When Susso began teaching at ICHS, only 28 percent of its graduates went on to college and about half of them ended up dropping out before receiving higher degrees. “I know the detriment of not finishing school,” says Susso. “Many end up working multiple minimum wage jobs, a life that leads to intergenerational poverty. I am more than just a content teacher. I’m the last stop for these students before they leave school and a lifelong coach for them in their American journey.” He created the Inspiring Teens program to help students develop five essential life skills: mindset and emotional mastery, setting clear goals and developing a vision for the future, interpersonal communication, leadership, and financial management. Projects are integrated into every skill. For example, students create vision boards, identify an issue they care about and take steps to address that issue within their own communities, and open a checking and savings account to begin building a financial portfolio. The program, which has grown every year, is held in the mornings before school starts and has a nearly 100 percent college matriculation rate. Susso recently started a scholarship fund to lower the financial barrier to college for these students. “They find a lot of value in what they are learning because they can apply those skills right away and experience the impact on their lives. I teach them that their obstacles do not define their future.”

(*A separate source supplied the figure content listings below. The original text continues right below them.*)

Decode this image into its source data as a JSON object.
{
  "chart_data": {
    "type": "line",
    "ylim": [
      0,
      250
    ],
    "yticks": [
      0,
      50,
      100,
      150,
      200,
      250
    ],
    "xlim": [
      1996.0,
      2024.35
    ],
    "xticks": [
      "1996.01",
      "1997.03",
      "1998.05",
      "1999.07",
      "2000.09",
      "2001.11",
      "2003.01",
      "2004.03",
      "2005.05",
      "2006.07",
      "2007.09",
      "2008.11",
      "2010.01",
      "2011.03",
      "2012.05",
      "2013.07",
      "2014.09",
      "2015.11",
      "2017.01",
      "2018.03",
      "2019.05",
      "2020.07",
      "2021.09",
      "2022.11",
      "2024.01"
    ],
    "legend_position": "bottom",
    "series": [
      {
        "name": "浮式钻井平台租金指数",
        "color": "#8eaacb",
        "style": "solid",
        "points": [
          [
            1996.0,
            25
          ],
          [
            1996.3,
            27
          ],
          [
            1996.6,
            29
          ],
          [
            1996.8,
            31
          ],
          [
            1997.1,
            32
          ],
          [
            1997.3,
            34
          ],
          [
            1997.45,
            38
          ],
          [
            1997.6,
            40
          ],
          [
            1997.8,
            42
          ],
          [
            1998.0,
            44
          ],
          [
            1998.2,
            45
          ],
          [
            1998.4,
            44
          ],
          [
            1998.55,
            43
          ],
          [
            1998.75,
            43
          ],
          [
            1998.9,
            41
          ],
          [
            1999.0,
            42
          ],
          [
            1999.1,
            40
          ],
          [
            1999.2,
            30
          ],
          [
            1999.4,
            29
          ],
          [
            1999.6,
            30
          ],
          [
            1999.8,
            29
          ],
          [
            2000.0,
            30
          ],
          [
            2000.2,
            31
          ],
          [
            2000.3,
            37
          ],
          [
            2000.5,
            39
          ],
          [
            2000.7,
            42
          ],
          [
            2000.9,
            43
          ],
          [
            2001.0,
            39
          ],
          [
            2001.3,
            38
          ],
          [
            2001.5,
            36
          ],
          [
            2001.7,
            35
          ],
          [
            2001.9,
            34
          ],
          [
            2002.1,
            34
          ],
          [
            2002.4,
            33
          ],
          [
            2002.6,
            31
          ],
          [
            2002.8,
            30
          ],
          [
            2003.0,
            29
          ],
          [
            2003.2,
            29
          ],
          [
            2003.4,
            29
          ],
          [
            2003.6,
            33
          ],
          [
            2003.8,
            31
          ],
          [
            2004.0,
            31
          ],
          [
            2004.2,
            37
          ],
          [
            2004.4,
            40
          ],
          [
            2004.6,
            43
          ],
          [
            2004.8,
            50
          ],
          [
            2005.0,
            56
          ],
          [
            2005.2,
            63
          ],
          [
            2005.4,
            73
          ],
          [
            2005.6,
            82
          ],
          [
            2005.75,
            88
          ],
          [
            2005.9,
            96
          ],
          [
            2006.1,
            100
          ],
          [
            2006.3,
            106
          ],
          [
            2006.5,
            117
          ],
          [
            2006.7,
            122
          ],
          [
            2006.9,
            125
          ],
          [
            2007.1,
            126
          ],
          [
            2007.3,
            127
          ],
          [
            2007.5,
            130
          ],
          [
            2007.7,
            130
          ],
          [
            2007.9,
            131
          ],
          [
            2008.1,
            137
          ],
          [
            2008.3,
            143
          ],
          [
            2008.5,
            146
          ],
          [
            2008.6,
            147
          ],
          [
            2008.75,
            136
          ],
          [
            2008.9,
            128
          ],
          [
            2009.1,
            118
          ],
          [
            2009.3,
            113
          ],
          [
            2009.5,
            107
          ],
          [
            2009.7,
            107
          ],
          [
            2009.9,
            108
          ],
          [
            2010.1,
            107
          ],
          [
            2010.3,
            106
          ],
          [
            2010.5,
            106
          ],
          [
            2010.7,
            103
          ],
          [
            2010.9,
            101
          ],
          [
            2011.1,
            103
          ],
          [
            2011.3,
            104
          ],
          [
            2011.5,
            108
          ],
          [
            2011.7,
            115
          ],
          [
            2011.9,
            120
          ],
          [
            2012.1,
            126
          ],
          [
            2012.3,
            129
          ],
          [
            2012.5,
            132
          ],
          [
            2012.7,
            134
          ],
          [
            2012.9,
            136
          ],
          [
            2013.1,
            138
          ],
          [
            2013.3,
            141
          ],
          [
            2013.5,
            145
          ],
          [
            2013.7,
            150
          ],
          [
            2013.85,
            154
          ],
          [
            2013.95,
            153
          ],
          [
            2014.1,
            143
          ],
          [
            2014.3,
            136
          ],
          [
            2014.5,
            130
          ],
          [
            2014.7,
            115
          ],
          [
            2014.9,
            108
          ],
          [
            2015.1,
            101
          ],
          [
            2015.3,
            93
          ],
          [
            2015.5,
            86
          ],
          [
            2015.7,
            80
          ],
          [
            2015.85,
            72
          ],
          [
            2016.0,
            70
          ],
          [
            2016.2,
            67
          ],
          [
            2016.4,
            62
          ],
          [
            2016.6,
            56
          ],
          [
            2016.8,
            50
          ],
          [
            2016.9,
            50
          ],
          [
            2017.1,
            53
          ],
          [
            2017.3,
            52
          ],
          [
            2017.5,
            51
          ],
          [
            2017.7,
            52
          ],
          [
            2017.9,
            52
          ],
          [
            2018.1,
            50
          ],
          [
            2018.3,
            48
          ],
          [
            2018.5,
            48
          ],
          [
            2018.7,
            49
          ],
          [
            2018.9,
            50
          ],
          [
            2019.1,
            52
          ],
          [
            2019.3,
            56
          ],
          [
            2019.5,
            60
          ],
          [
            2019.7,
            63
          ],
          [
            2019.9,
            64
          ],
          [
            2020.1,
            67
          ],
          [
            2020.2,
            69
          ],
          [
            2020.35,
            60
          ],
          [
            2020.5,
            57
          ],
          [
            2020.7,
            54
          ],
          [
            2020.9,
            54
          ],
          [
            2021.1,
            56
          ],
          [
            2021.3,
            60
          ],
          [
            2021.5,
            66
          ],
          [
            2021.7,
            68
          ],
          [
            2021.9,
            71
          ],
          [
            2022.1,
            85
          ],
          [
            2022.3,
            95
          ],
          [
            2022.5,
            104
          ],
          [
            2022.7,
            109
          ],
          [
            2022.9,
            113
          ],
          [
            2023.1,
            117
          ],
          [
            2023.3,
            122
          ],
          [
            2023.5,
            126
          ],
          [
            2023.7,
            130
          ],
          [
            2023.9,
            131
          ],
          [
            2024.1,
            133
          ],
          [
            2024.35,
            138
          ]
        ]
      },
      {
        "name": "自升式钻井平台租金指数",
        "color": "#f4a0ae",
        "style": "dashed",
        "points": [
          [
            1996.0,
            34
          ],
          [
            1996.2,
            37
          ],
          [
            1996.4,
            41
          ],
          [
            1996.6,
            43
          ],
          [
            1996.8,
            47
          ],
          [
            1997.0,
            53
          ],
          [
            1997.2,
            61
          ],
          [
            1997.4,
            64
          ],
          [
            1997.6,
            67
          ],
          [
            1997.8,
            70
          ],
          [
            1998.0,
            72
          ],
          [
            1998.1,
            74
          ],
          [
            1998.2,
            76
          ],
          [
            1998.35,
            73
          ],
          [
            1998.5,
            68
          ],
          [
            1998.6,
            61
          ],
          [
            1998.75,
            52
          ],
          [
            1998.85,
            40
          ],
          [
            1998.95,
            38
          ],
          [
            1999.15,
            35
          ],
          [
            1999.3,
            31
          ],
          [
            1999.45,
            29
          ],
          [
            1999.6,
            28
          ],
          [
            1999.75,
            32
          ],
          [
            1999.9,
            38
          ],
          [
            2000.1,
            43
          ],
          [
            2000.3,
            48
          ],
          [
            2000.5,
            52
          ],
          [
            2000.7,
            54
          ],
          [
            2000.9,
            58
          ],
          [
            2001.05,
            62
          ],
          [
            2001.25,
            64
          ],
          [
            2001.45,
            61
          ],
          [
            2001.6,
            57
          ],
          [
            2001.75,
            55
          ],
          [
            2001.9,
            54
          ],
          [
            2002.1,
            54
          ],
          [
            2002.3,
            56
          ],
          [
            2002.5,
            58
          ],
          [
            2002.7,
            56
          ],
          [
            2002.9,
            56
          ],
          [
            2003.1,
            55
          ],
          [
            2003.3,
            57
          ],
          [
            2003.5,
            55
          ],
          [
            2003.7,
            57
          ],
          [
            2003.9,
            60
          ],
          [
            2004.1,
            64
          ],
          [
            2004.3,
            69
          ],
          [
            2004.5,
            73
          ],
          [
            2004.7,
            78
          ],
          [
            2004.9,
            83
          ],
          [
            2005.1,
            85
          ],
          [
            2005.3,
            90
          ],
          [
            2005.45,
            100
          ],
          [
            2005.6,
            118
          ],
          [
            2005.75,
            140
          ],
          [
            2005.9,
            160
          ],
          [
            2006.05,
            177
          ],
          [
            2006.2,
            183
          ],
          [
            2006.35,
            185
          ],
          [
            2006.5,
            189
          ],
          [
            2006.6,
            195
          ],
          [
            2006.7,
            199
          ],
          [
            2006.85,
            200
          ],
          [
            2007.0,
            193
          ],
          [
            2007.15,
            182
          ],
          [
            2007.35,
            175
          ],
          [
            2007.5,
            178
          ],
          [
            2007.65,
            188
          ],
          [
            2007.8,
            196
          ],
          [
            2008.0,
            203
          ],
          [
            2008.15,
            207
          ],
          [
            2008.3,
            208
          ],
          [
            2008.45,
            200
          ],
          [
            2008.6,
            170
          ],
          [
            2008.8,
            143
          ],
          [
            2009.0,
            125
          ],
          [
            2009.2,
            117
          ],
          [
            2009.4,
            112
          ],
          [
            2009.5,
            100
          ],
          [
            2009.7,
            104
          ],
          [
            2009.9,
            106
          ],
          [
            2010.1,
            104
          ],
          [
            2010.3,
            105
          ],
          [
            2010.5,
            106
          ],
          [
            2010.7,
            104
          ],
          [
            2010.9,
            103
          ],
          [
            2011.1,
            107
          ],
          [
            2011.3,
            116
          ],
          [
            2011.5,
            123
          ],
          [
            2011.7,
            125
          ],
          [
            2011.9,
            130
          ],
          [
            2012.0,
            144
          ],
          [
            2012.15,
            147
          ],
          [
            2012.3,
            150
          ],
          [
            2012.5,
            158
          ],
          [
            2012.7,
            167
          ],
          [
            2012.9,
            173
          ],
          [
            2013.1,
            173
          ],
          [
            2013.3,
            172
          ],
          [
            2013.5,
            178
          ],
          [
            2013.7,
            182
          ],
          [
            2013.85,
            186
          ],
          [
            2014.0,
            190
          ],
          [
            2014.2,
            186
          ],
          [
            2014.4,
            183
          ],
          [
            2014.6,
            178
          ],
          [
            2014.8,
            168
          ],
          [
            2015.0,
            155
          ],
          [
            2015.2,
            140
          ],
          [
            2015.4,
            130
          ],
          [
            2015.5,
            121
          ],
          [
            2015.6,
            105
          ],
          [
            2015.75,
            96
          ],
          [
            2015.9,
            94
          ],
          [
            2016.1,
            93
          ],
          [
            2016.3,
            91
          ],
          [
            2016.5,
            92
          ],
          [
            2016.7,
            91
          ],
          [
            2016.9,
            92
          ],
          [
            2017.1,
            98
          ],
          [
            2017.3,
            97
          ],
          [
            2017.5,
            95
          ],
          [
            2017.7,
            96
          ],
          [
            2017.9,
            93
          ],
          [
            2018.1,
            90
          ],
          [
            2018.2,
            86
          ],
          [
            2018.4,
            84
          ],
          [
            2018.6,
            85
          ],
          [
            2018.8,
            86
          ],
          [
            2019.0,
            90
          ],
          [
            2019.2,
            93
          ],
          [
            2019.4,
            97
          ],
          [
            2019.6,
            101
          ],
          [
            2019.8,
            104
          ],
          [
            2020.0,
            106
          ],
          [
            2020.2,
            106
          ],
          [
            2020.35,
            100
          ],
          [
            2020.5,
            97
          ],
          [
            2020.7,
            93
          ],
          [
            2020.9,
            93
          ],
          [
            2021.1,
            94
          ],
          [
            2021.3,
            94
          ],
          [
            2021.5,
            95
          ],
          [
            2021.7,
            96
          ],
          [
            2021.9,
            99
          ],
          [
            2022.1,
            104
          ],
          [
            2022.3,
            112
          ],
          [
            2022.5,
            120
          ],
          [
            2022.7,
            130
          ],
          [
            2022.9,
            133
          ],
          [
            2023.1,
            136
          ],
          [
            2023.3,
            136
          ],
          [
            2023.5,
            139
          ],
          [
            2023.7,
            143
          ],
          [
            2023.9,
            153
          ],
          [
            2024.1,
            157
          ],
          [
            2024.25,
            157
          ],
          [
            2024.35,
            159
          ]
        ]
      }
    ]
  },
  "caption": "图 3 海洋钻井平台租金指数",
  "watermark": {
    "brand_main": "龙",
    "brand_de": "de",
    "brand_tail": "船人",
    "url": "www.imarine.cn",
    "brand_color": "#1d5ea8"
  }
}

In 2016, Susso’s partnership with the Center for Urban Pedagogy was recognized by the Obama White House for its student-led social justice initiatives—realized in partnership with local organizations—such as making an animated video series on teenage pregnancy and women’s health, holding town halls, and designing and distributing educational pamphlets on issues including food stamps, minimum wage, and immigration policy. Susso has been the “Most Admired and Inspirational Teacher” in his school for three consecutive years. He was also a 2017 Top 50 finalist for the Global Teacher Prize awarded by the Varkey Foundation, which commits him to travel to Dubai once a year for three years to help develop educational products for developing countries. As New York State’s Teacher of the Year, Susso will have more travel, teaching, and professional development obligations, but those duties are far from a burden. “What I want for these kids is what I wanted for my sister. Every day I get to wake up and provide exactly that. I can see that I am making a difference. There isn’t anything more fulfilling.”